Işığı yaktı, odayı loş bir hava kapladı, bağdaş kurup öylece oturdu yatakta, neden sonra hemen yanı başında duran kağıt kaleme sarılıp birkaç dize karaladı ve düşünmeye başladı. Düşündükçe kendini yargılıyor, düşündükçe bitmek tükenmek bilmeyen sorgularla kendine işkence ediyordu.

“Düşünme artık onu !” diyordu aklı “Evet sevdin, aşık oldun ya da öyle sandın, neyse ne, geçti bitti, unut artık unut!! “

…ama yüreği… unutamıyordu işte, hem nefret edip hem neden unutamıyordu hala. Utanmadan, sıkılmadan, onca yaşattıklarına rağmen, onca gözyaşına rağmen hala sevebiliyor muydu!... ” Sevmek”, doğru kelime bu olmamalıydı, yaşamıştı sevgiyi, bu bambaşka bir duygu olmalıydı …

“Sevgi , bu değil ki “diyordu aklı, sadece yarım kaldığı için, yaşayamadıkların için,yasak olduğu için,kendine koyduğun duvarları yıkamadığın lanet gururun için her gece bu kaosu yaşatıyorsun kendine!...

Başını ellerinin arasına alıp “yeterrrr” diye haykırdı Sinem, her konuda ama her konuda bu çatışmaların arasında kalmaktan o kadar yorulmuştu ki artık!... Yıllar boyunca yaşamıştı bunu, gecelerce çok hırpalamıştı kendini, her yaptığını, doğru mu yanlış mı diye tartmakla geçmişti ilk gençlik yılları…
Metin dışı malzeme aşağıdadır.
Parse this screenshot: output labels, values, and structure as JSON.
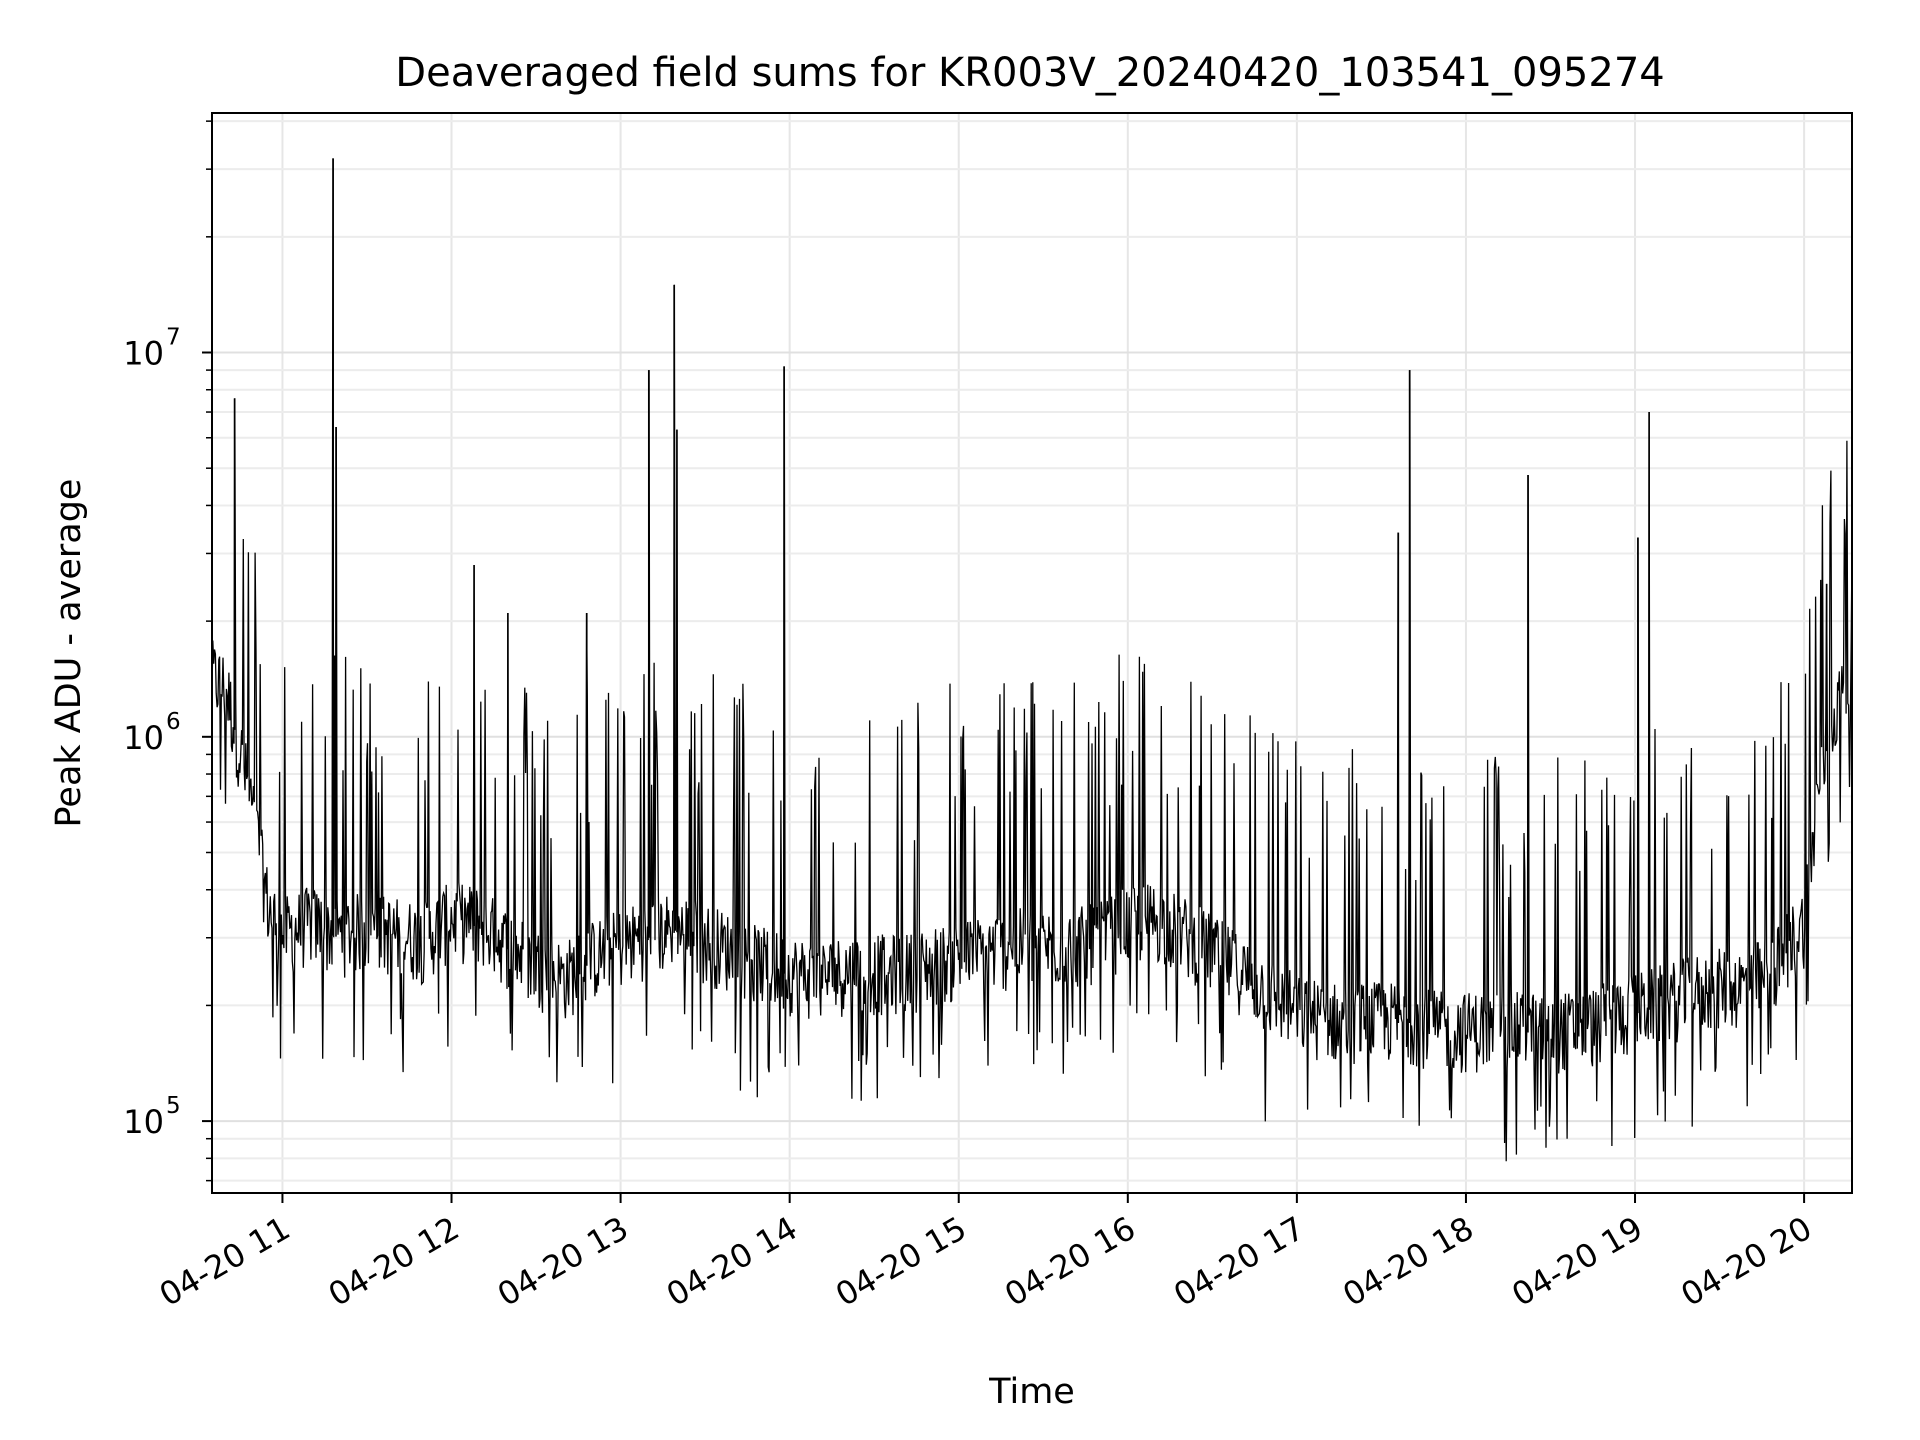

Günlüğünü çıkardı sakladığı yerden, aklındakileri yazmaya başladı, o kadar hızlı ve sabırsızca karalıyordu ki, cümlelerin başı sonu birbirine karışıyordu, bir anda bıraktı defteri, ya birisi görse, birisi okusa, ya senelerdir yüreğinde taşıdığı yükü öğrense… İşte yine başlamıştı korkuları, kendine yaptığı eziyetleri bitmezdi ki!... Kalkıp bir bardak su içti, sonra bir daha, içi yanıyordu sanki… Mutfaktan çıkarken bir şarkı düştü diline, gecenin bir vakti şarkı söylemeye başladı. Gözlerinden sicim gibi akan yaşları fark ettiğinde ilaçlar etkisini göstermeye ,bedeni uyuşmaya başlamıştı.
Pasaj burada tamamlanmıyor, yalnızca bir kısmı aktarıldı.